Thursday, October 30, 2014

San Francisco Bay Area Venture Capital Investments, Gentrification and the New Nature of Jobs


Kim-Mai Cutler writes at Tech Crunch:
Why is the tech industry migrating to cities anyway?

This is a demographic shift that is much larger than the technology industry itself — although there are some tech-specific reasons that have fueled a migration north from the historic heart of Silicon Valley over the last 10 years.

This is what urbanist Alan Ehrenhalt calls “The Great Inversion,” a major shift where cities and suburbs have traded places over the last 30 to 40 years. As people marry later and employment becomes more temporal, young adults and affluent retirees are moving into the urban core, while immigrants and the less affluent are moving out.

San Francisco’s population hit a trough around 1980, after steadily declining since the 1950s as the city’s socially conservative white and Irish-Catholic population left for the suburbs. Into the vacuum of relatively cheaper rents they left behind, came the misfits, hippies and immigrants that fomented so many of San Francisco’s beautifully weird cultural and sexual revolutions.

But that out-migration reversed around 1980, and the city’s population has been steadily rising for the last 30 years.

This is a phenomenon that’s happening to cities all over the United States.

It’s happening in Seattle, Atlanta, New York City, Boston and Washington. D.C....

The job market has changed as well. In 1978, the U.S.’s manufacturing employment peaked and the noise and grit of the blue-collar factories that once fueled the flight of the upper-middle-class disappeared. These vacant manufacturing warehouses turned into the live-work spaces and lofts that emerged in the 1980s and 1990s in cities like New York and San Francisco.

The concept of lifetime employment also faded. Today, San Francisco’s younger workers derive their job security not from any single employer but instead from a large network of weak ties that lasts from one company to the next. The density of cities favors this job-hopping behavior more than the relative isolation of suburbia....

There are also some tech industry-specific reasons too. The capital costs required to found a company and launch a minimum viable product are much lower than a decade ago. Startups also need fewer people, especially with the low distribution costs provided by platforms like Apple’s iOS app store or Facebook. So it’s easier for lots of small companies to find pockets of commercial real estate in the city for new offices. It’s also easier for VCs to fund an order of magnitude more experiments, even if the same proportion of them fails...

But the big wave of the last decade has been social networking. And every notable consumer web or mobile product of this wave has been seeded through critical mass in the “analog” world. Facebook had university campuses. Snapchat had Southern California high schools. Foursquare had Lower Manhattan. Twitter had San Francisco. These products favor social density.

An even newer generation of startups addresses distinctly urban questions.

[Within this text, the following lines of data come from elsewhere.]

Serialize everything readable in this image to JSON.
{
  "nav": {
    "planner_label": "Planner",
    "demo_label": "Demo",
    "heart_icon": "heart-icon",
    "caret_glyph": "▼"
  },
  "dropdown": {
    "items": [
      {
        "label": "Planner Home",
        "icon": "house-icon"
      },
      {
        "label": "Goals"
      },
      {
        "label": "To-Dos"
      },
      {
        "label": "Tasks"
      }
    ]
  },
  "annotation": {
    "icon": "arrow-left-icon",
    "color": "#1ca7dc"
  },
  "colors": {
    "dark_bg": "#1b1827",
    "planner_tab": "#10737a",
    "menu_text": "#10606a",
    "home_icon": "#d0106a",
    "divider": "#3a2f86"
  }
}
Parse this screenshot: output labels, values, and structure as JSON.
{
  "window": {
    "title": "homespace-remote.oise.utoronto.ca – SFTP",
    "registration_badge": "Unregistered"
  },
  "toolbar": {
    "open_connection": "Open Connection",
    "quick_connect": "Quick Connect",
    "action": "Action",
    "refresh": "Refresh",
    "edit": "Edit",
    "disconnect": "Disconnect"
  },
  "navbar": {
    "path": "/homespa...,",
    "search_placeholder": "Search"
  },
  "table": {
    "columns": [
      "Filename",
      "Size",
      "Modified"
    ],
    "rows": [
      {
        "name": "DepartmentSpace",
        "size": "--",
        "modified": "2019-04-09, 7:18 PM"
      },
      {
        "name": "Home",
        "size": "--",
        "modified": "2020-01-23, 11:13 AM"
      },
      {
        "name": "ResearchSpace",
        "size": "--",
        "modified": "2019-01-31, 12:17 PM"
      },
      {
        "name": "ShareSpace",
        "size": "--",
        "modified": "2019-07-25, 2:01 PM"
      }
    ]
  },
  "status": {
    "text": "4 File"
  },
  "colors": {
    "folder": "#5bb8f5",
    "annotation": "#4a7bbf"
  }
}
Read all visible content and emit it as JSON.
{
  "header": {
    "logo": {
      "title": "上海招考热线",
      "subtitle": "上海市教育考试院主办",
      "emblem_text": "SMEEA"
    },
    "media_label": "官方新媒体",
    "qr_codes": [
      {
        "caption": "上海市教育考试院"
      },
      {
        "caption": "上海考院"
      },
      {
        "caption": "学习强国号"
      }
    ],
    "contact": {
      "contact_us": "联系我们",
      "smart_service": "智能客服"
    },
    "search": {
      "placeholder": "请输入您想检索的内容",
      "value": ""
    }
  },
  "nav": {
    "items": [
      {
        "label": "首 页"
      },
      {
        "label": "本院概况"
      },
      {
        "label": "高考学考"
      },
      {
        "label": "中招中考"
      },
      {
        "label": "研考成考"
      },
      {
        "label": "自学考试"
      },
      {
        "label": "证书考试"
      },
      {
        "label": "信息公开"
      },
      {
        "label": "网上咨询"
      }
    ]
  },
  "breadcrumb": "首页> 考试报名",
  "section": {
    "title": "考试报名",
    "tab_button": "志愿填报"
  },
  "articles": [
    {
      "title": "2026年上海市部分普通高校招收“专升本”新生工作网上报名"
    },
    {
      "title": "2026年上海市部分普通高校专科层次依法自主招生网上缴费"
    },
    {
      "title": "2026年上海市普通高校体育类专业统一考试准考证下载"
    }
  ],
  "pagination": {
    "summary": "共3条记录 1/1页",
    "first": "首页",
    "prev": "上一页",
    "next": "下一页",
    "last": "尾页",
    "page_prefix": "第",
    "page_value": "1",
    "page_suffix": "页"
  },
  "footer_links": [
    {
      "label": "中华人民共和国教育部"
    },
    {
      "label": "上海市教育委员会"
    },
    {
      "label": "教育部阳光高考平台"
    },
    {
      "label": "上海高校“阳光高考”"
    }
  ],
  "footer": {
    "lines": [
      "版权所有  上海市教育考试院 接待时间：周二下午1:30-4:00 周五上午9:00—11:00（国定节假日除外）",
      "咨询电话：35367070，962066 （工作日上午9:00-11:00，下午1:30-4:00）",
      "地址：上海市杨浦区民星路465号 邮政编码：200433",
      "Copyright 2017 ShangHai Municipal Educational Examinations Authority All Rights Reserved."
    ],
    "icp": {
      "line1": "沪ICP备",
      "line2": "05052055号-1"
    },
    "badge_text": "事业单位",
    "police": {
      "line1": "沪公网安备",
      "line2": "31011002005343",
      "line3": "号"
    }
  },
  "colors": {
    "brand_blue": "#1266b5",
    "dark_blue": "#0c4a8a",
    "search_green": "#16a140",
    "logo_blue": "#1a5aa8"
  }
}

Airbnb exists because in 2007, San Francisco didn’t have enough hotel capacity to house visitors in town for an industrial design conference. Uber exists because the city’s taxi market was under-supplied with drivers and smartphones offered a new way of summoning transportation on demand. Then there are very young startups like Campus, which is like a venture-backed communal living movement, Leap Transit, which is trying to shake up scheduled transport, or any of the companies out of Tumml, an urban ventures incubator.

As tech workers have moved into cities, the industry has changed San Francisco’s culture and San Francisco has changed the technology industry.

Nevertheless, while tech is fueling San Francisco’s current boom and has helped cut the city’s unemployment rate by about half since 2010, this gentrification wave has been going on for decades longer than the word “dot-com” has existed.

And it’s happening all over the country.